Number two had a sad history, which the next-door neighbor congenially came over to recount to us. We already knew of course that the house was a foreclosure, but our realtor had previewed it and said it was pretty sound. And the house itself was pretty sound, because the house itself does not include the illegal addition with the water-damaged roof — and that’s fair, because that structure would need to be torn down anyway. The two acres were the real appeal, and my heart leaped at the view of the prairie and hills. The realtor disclosed that the dump was below us, and that sometimes the wind blew the dump dust up the hill. The solicitous neighbor told us of covenant breaches no one could afford to enforce but everyone resented. In the car on the way up, I had read the bidding provisions for purchasing a home from HUD, and we had already pretty much decided not to participate in this inefficient government process.

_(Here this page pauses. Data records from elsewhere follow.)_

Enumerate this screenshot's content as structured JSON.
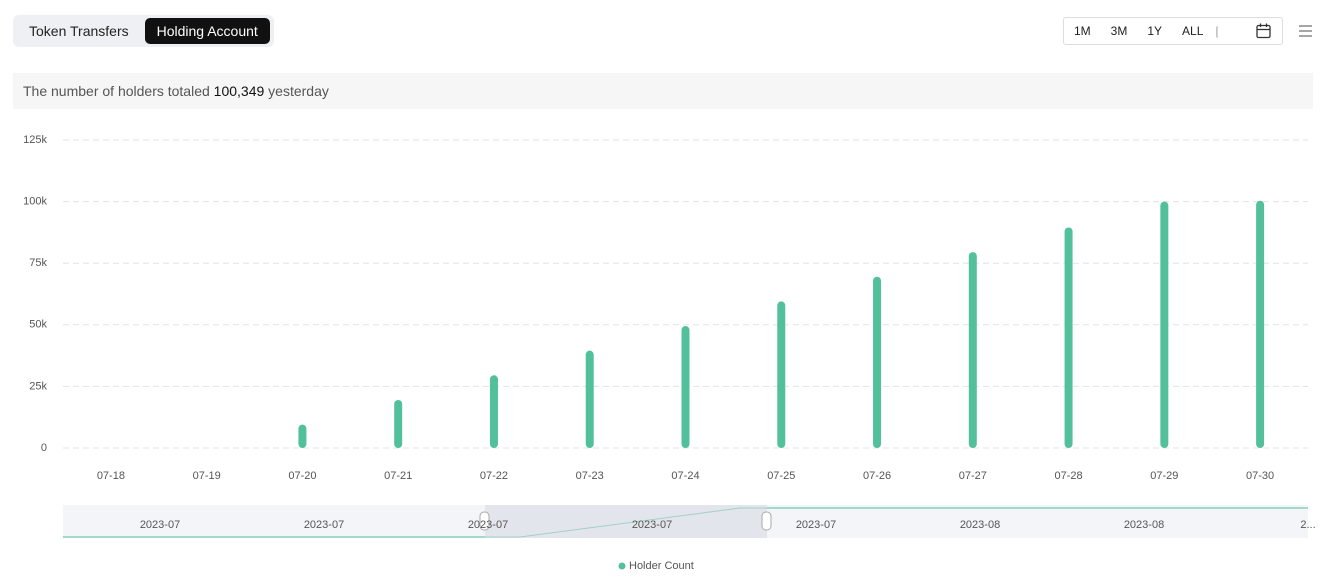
{
  "tabs": [
    "Token Transfers",
    "Holding Account"
  ],
  "range_buttons": [
    "1M",
    "3M",
    "1Y",
    "ALL"
  ],
  "summary": {
    "prefix": "The number of holders totaled",
    "value": "100,349",
    "suffix": "yesterday"
  },
  "chart_data": {
    "type": "bar",
    "categories": [
      "07-18",
      "07-19",
      "07-20",
      "07-21",
      "07-22",
      "07-23",
      "07-24",
      "07-25",
      "07-26",
      "07-27",
      "07-28",
      "07-29",
      "07-30"
    ],
    "series": [
      {
        "name": "Holder Count",
        "color": "#52c09b",
        "values": [
          0,
          0,
          9500,
          19500,
          29500,
          39500,
          49500,
          59500,
          69500,
          79500,
          89500,
          100000,
          100349
        ]
      }
    ],
    "ylim": [
      0,
      125000
    ],
    "yticks": [
      0,
      {
        "value": 25000,
        "label": "25k"
      },
      {
        "value": 50000,
        "label": "50k"
      },
      {
        "value": 75000,
        "label": "75k"
      },
      {
        "value": 100000,
        "label": "100k"
      },
      {
        "value": 125000,
        "label": "125k"
      }
    ],
    "grid": true,
    "legend": "bottom",
    "zoom_labels": [
      "2023-07",
      "2023-07",
      "2023-07",
      "2023-07",
      "2023-07",
      "2023-08",
      "2023-08",
      "2..."
    ]
  }
}
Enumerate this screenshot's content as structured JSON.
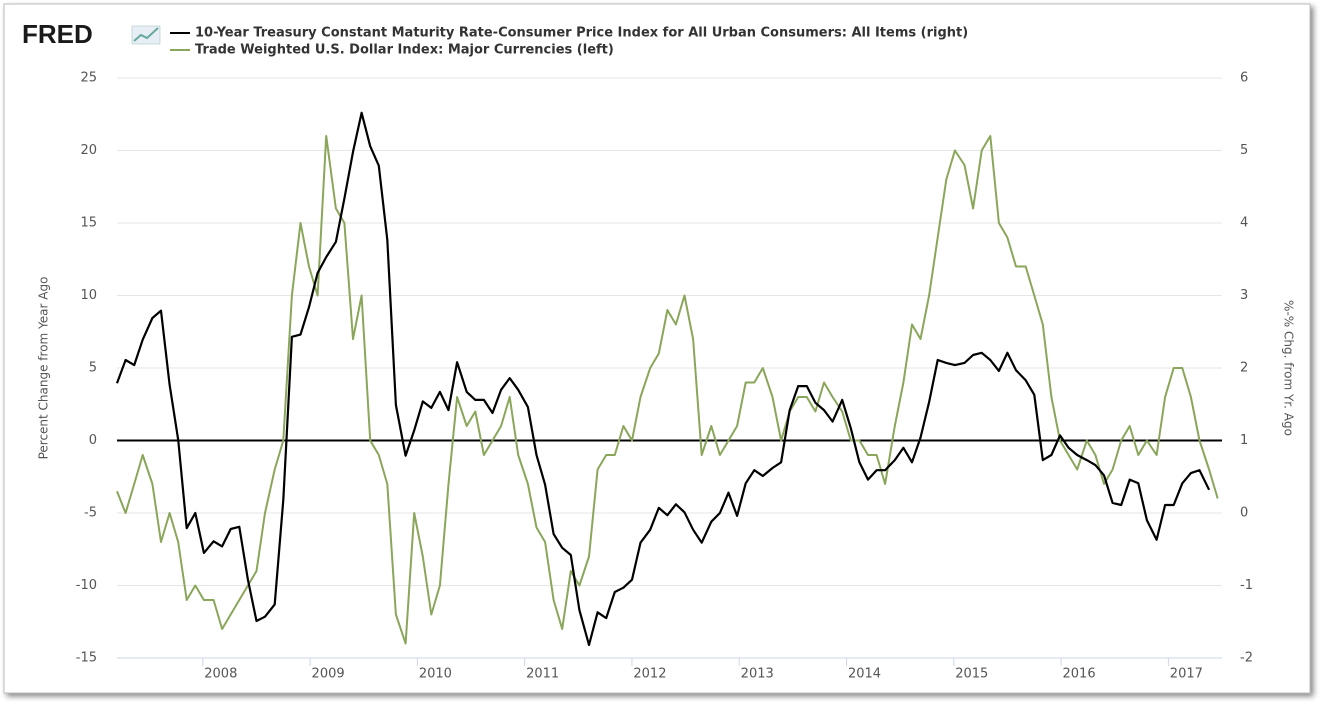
{
  "logo": "FRED",
  "chart_data": {
    "type": "line",
    "ylabel": "Percent Change from Year Ago",
    "y2label": "%-% Chg. from Yr. Ago",
    "xlim": [
      2007.2,
      2017.5
    ],
    "xticks": [
      2008,
      2009,
      2010,
      2011,
      2012,
      2013,
      2014,
      2015,
      2016,
      2017
    ],
    "ylim": [
      -15,
      25
    ],
    "yticks": [
      -15,
      -10,
      -5,
      0,
      5,
      10,
      15,
      20,
      25
    ],
    "y2lim": [
      -2,
      6
    ],
    "y2ticks": [
      -2,
      -1,
      0,
      1,
      2,
      3,
      4,
      5,
      6
    ],
    "grid": true,
    "x": [
      2007.2,
      2007.28,
      2007.36,
      2007.44,
      2007.53,
      2007.61,
      2007.69,
      2007.77,
      2007.85,
      2007.93,
      2008.01,
      2008.1,
      2008.18,
      2008.26,
      2008.34,
      2008.42,
      2008.5,
      2008.58,
      2008.67,
      2008.75,
      2008.83,
      2008.91,
      2008.99,
      2009.07,
      2009.15,
      2009.24,
      2009.32,
      2009.4,
      2009.48,
      2009.56,
      2009.64,
      2009.72,
      2009.8,
      2009.89,
      2009.97,
      2010.05,
      2010.13,
      2010.21,
      2010.29,
      2010.37,
      2010.46,
      2010.54,
      2010.62,
      2010.7,
      2010.78,
      2010.86,
      2010.94,
      2011.03,
      2011.11,
      2011.19,
      2011.27,
      2011.35,
      2011.43,
      2011.51,
      2011.6,
      2011.68,
      2011.76,
      2011.84,
      2011.92,
      2012.0,
      2012.08,
      2012.17,
      2012.25,
      2012.33,
      2012.41,
      2012.49,
      2012.57,
      2012.65,
      2012.74,
      2012.82,
      2012.9,
      2012.98,
      2013.06,
      2013.14,
      2013.22,
      2013.31,
      2013.39,
      2013.47,
      2013.55,
      2013.63,
      2013.71,
      2013.79,
      2013.87,
      2013.96,
      2014.04,
      2014.12,
      2014.2,
      2014.28,
      2014.36,
      2014.45,
      2014.53,
      2014.61,
      2014.69,
      2014.77,
      2014.85,
      2014.93,
      2015.01,
      2015.1,
      2015.18,
      2015.26,
      2015.34,
      2015.42,
      2015.5,
      2015.58,
      2015.67,
      2015.75,
      2015.83,
      2015.91,
      2015.99,
      2016.07,
      2016.15,
      2016.24,
      2016.32,
      2016.4,
      2016.48,
      2016.56,
      2016.64,
      2016.72,
      2016.8,
      2016.89,
      2016.97,
      2017.05,
      2017.13,
      2017.21,
      2017.29,
      2017.38,
      2017.46
    ],
    "series": [
      {
        "name": "10-Year Treasury Constant Maturity Rate-Consumer Price Index for All Urban Consumers: All Items (right)",
        "color": "#000000",
        "axis": "y2",
        "values": [
          1.79,
          2.11,
          2.04,
          2.39,
          2.69,
          2.79,
          1.77,
          1.01,
          -0.21,
          0.0,
          -0.55,
          -0.39,
          -0.46,
          -0.22,
          -0.19,
          -0.92,
          -1.49,
          -1.43,
          -1.26,
          0.18,
          2.43,
          2.46,
          2.84,
          3.31,
          3.53,
          3.74,
          4.34,
          4.98,
          5.52,
          5.06,
          4.79,
          3.77,
          1.49,
          0.79,
          1.14,
          1.54,
          1.45,
          1.67,
          1.42,
          2.08,
          1.67,
          1.56,
          1.56,
          1.38,
          1.7,
          1.86,
          1.7,
          1.46,
          0.8,
          0.39,
          -0.29,
          -0.48,
          -0.58,
          -1.34,
          -1.82,
          -1.37,
          -1.45,
          -1.09,
          -1.03,
          -0.92,
          -0.41,
          -0.23,
          0.07,
          -0.03,
          0.12,
          0.01,
          -0.23,
          -0.41,
          -0.12,
          0.0,
          0.28,
          -0.04,
          0.41,
          0.59,
          0.51,
          0.62,
          0.7,
          1.42,
          1.75,
          1.75,
          1.52,
          1.42,
          1.26,
          1.56,
          1.17,
          0.7,
          0.46,
          0.59,
          0.59,
          0.73,
          0.9,
          0.7,
          1.04,
          1.53,
          2.11,
          2.07,
          2.04,
          2.07,
          2.18,
          2.21,
          2.11,
          1.96,
          2.21,
          1.97,
          1.83,
          1.63,
          0.73,
          0.8,
          1.07,
          0.9,
          0.8,
          0.73,
          0.66,
          0.52,
          0.14,
          0.11,
          0.46,
          0.41,
          -0.1,
          -0.37,
          0.11,
          0.11,
          0.41,
          0.55,
          0.59,
          0.32,
          null
        ]
      },
      {
        "name": "Trade Weighted U.S. Dollar Index: Major Currencies (left)",
        "color": "#8aa65a",
        "values": [
          -3.5,
          -5,
          -3,
          -1,
          -3,
          -7,
          -5,
          -7,
          -11,
          -10,
          -11,
          -11,
          -13,
          -12,
          -11,
          -10,
          -9,
          -5,
          -2,
          0,
          10,
          15,
          12,
          10,
          21,
          16,
          15,
          7,
          10,
          0,
          -1,
          -3,
          -12,
          -14,
          -5,
          -8,
          -12,
          -10,
          -3,
          3,
          1,
          2,
          -1,
          0,
          1,
          3,
          -1,
          -3,
          -6,
          -7,
          -11,
          -13,
          -9,
          -10,
          -8,
          -2,
          -1,
          -1,
          1,
          0,
          3,
          5,
          6,
          9,
          8,
          10,
          7,
          -1,
          1,
          -1,
          0,
          1,
          4,
          4,
          5,
          3,
          0,
          2,
          3,
          3,
          2,
          4,
          3,
          2,
          0,
          0,
          -1,
          -1,
          -3,
          1,
          4,
          8,
          7,
          10,
          14,
          18,
          20,
          19,
          16,
          20,
          21,
          15,
          14,
          12,
          12,
          10,
          8,
          3,
          0,
          -1,
          -2,
          0,
          -1,
          -3,
          -2,
          0,
          1,
          -1,
          0,
          -1,
          3,
          5,
          5,
          3,
          0,
          -2,
          -4
        ]
      }
    ]
  }
}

We did take time on this trip to scout neighborhoods and get a better idea of where we would or would not like to be. But it was somewhat reminiscent of the days when we were trying to move to Seattle, and simply couldn’t find the right neighborhood. This caused me to wonder, why is it so difficult for us to find a neighborhood in which we’d like to live? We’ve had only a couple of experiences with challenging neighbors, one where we are now, and one at our previous home, where the owner’s friend, a drug rehab dropout, house-sat for her most of the time.
My acutely perceptive husband zeroed in on the inconvenient answer: We don’t like neighborhoods.